Allí es donde El Mago de Oz funciona como artilugio infantil, como artefacto del jugar, pero no como posible transformación de una vida. El Mago de Oz vive enajenado, promete de más, obtura más que habilitar, toma la palabra ingenua de aquella pregunta que Einstein dirigiera a Freud: ¿por qué la guerra? El Mago de Oz utiliza un tipo de magia que va en la dirección contraria de la magia propuesta por el psicoanálisis. Por supuesto que la de El Mago de Oz es una magia ya industrializada, filmada en los alrededores de las dos grandes Guerras Mundiales y filmada por Hollywood apenas unos meses antes del comienzo de la Segunda Guerra Mundial, y esto a pesar de la pátina de entorno rural en la que se desenvuelve la acción en la vigilia y el pretendido tono bucólico en la que se desarrolla luego la larga ensoñación de Dorothy. 

En estas pujas, contemporáneas a la industrialización de la manipulación de la idea y del deseo, estas que tienen también su actualidad en internet -su desarrollo desde las primeras computadoras analógicas hasta la actual internet-, ya no se trata del objeto deseable y excéntrico a la existencia -valga aquí esa torsión doble de lo que empuja hacia afuera, señalado por el circunstancial de lugar “ex”, un auténtico ADN de la pulsión humana- sino, por el contrario, del hecho mismo de sostener un flujo constante de consumo, no importa qué objetos se consuman, ya que los objetos están allí no sólo como posible colección o acumulación, sino como garantía de satisfacer la unidimensionalidad del fulgor imaginario.
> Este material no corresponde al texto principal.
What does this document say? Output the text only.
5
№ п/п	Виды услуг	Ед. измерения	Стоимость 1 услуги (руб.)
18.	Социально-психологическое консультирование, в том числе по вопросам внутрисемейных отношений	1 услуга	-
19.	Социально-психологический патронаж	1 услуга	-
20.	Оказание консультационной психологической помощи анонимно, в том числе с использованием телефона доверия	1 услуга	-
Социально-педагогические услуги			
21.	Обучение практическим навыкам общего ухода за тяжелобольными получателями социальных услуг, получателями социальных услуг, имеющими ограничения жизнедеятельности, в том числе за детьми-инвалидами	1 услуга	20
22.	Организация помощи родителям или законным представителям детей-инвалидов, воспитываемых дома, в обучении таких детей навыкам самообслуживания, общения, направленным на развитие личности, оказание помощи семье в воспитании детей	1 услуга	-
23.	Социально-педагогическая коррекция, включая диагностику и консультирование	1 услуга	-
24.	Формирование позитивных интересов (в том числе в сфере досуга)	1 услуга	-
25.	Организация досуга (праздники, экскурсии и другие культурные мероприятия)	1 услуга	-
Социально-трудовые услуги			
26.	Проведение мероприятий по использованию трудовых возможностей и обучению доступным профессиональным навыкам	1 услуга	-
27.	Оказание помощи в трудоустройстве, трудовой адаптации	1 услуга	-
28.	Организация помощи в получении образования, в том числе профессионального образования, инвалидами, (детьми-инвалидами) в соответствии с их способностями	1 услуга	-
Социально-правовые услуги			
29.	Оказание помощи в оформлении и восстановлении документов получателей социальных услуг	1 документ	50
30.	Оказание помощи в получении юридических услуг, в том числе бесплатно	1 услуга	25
El destinatario último en esta nueva cadena de montaje, en la proliferación de los consumos, es el de ir a la captura de lo más íntimo de lo que nos hace humanos. Se erige así la posición activa del consumir–consumirse, y se diluye cualquier posibilidad de hacerse deseable para el otro, incluso ante la invocación del objeto deseado que captura la ilusión de lo humano.

La renegación de la época está allí donde la letra se propone blindada y ciega, refractando sus posibilidades de escribir algo singular. Si se trata de hacer luz, es porque la letra, precisamente, no es del plano de la mirada sino de la luz. Este tipo de expresión de la letra sí tiene un efecto intergeneracional, por su mínima expresión y posible conector entre las dimensiones del tiempo de la novela familiar y de la historia material.